Ele também lembra até hoje de uma tarde na casa do baterista do trio maravilha Azymuth. “Naquela época, a gente tinha mais tempo para absorver as coisas. Hoje em dia é a cultura do copia e cola, do sampler. Na época, não tinha esses recursos, a gente ouvia bastante, assimilava aquele coisa. Eu me lembro que pra ouvir um compacto simples do Stevie Wonder, que tinha Yesterme, Yesteryou, Testerday, a gente foi lá na casa do Mamão, do Azymuth, eu e o Cassiano e passamos a tarde toda ouvindo a música que era o lado B do compacto, I’d Be A Fool Right Now, que tinha uma linha de baixo. Aí você pegava o disco e ficava um ano ouvindo, sabe? Pegava um disco do Marvin Gaye ficava dissecando as coisas. Hoje em dia, tu ouve duas mil músicas em meia hora, entendeu? A gente absorveu muito isso. E uma coisa que me pegou muito, é a parada do tambor, da batida, do suingue e a parte vocal que eu peguei com Cassiano”, diz.

Para Hyldon, foram os elementos de música brasileira que deram uma cor única à black music dele, de Tim, Cassiano e de outros. “Os elementos brasileiros que a gente inclui na música. O Cassiano fez muita canção, Coleção, A Lua e Eu, ele é um melodista maravilhoso. E o Tim e eu, a gente misturou muito, o Tim gravou samba misturado com samba-soul”, aponta.

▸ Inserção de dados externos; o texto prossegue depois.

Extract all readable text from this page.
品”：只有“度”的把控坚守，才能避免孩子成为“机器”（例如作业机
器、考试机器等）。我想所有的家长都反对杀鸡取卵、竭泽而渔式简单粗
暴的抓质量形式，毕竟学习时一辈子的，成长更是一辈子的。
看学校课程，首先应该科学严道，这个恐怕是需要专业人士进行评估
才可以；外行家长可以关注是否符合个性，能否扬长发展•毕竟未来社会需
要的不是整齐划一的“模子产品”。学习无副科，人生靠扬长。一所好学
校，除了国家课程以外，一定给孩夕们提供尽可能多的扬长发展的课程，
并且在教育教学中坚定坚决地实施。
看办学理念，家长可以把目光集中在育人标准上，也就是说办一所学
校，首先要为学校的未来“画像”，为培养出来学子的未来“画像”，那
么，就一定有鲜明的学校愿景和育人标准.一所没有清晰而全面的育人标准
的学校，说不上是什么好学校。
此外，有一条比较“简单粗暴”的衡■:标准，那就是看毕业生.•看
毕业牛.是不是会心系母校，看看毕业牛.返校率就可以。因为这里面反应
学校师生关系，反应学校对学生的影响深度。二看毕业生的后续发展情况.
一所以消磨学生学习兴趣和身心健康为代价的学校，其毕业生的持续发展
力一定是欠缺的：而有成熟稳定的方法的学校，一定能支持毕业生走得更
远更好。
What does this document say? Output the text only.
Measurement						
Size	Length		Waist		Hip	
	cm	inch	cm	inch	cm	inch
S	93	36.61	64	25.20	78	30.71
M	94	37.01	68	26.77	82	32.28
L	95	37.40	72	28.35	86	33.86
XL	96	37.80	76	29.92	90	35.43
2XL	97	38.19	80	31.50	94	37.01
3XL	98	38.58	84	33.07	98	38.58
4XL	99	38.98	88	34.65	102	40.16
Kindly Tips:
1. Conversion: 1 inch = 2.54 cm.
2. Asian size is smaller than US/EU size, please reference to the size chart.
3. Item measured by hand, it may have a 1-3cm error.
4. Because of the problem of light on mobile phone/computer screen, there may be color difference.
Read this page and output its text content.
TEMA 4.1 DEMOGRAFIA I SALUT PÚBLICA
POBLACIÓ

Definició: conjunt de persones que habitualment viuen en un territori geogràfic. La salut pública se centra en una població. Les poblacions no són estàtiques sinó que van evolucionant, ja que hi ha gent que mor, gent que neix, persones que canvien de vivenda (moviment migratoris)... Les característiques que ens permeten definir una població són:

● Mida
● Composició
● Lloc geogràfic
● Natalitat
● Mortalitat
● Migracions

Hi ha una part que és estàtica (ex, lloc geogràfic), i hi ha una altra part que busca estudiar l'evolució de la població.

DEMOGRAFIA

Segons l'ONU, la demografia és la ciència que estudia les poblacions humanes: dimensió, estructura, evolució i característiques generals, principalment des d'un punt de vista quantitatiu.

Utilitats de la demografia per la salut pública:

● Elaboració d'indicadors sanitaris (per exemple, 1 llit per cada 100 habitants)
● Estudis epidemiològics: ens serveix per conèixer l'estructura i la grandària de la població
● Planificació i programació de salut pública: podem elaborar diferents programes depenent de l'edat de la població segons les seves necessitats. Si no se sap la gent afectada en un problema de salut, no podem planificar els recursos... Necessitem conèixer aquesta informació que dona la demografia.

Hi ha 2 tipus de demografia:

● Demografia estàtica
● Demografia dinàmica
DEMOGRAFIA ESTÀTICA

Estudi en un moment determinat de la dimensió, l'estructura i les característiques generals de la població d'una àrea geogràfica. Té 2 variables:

“Eu agora estou revendo as músicas do primeiro disco, aqui escrevendo fazendo os arranjos ensaiando, tem uma música que é meio forró que se chama Meu Patuá. Até tem um fato engraçado, que eu achava que era essa música que ia ser o sucesso do meu primeiro compacto. E o lado B seria na Rua, na Chuva, na Fazenda. Quando o disco que estava pra sair, as pessoas do estúdio, da gravadora, todo mundo pedia pra Na Chuva, na Rua, na Fazenda ser o lado A e eu dizia, não, não, não, a música que vai fazer sucesso é Meu Patuá. E, porra, aconteceu o contrário mesmo”, lembra.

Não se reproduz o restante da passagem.